Serrano assumed once more the title of president of the executive; tried first a coalition cabinet, in which Cristino Martos and Sagasta soon quarrelled, then formed a cabinet presided over by Sagasta. This, however, failed to cope with the military and political agitation that brought about the restoration of the Bourbons by another pronunciamienio at the end of December 1874. During the eleven months he remained in office Serrano devoted his attention chiefly to the reorganization of finance, the renewal of relations with American and European powers, and the suppression of revolt.

After Alfonso XII ascended the throne in 1875, Serrano spent some time in France.

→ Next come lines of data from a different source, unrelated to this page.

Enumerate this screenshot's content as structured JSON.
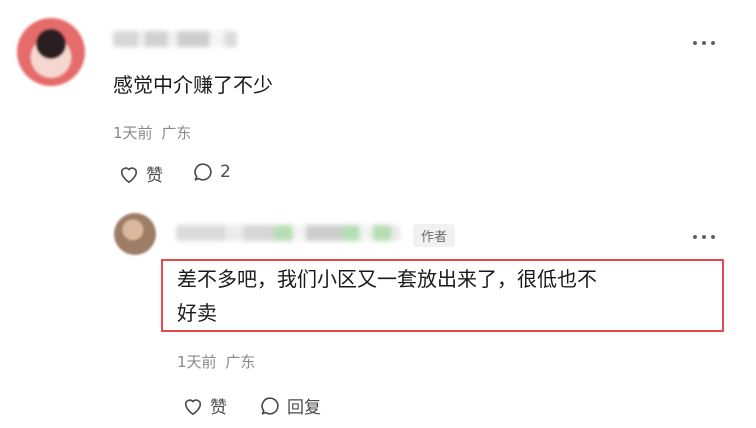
{
  "comment": {
    "text": "感觉中介赚了不少",
    "time": "1天前",
    "location": "广东",
    "like_label": "赞",
    "reply_count": "2"
  },
  "reply": {
    "author_badge": "作者",
    "text_line1": "差不多吧，我们小区又一套放出来了，很低也不",
    "text_line2": "好卖",
    "time": "1天前",
    "location": "广东",
    "like_label": "赞",
    "reply_label": "回复"
  },
  "colors": {
    "highlight_border": "#e24a4f",
    "text_primary": "#1a1a1a",
    "text_meta": "#8a8a8a"
  },
  "icons": [
    "heart-icon",
    "comment-bubble-icon",
    "more-dots-icon"
  ]
}
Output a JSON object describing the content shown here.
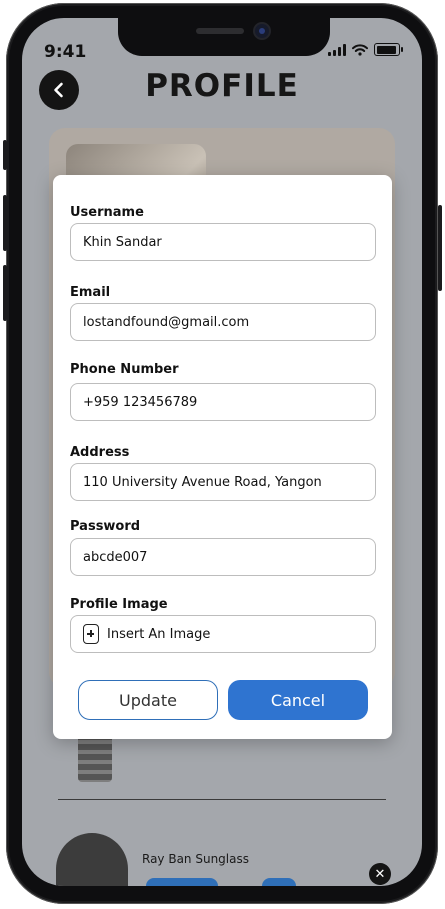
{
  "status": {
    "time": "9:41"
  },
  "header": {
    "title": "PROFILE"
  },
  "background": {
    "item_name": "Ray Ban Sunglass"
  },
  "form": {
    "username": {
      "label": "Username",
      "value": "Khin Sandar"
    },
    "email": {
      "label": "Email",
      "value": "lostandfound@gmail.com"
    },
    "phone": {
      "label": "Phone Number",
      "value": "+959 123456789"
    },
    "address": {
      "label": "Address",
      "value": "110 University Avenue Road, Yangon"
    },
    "password": {
      "label": "Password",
      "value": "abcde007"
    },
    "profile_image": {
      "label": "Profile Image",
      "button_label": "Insert An Image"
    }
  },
  "buttons": {
    "update": "Update",
    "cancel": "Cancel"
  },
  "colors": {
    "primary": "#2f74d0",
    "overlay": "#a4a7ac"
  },
  "icons": {
    "back": "chevron-left-icon",
    "close": "close-icon",
    "add_file": "file-plus-icon"
  }
}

He returned to Madrid in 1876, attended palace receptions, took his seat as a marshal in the senate, flirted politically with Sagasta and his party in 1881, and finally gave his open support to the formation of a dynastic Left with a democratic program defended by his own nephew, General López Domínguez. He died in Madrid on 25 November/26 November 1885, twenty-four hours after Alfonso XII, who some say to be his own son. Alfonso was the son of Isabella II of Spain, and allegedly, Francis of Assisi de Borbon, her King Consort. His true biological paternity is uncertain, though his legal paternity is not: his mother was married to her (presumed homosexual) cousin Francis of Assisi de Borbon, the King Consort of Spain, at the time of Alfonso's conception and birth. Some theories suggest that Alfonso's biological father might have been either Enrique Puigmoltó y Mayans, Captain of the Royal Guard, or General Francisco Serrano.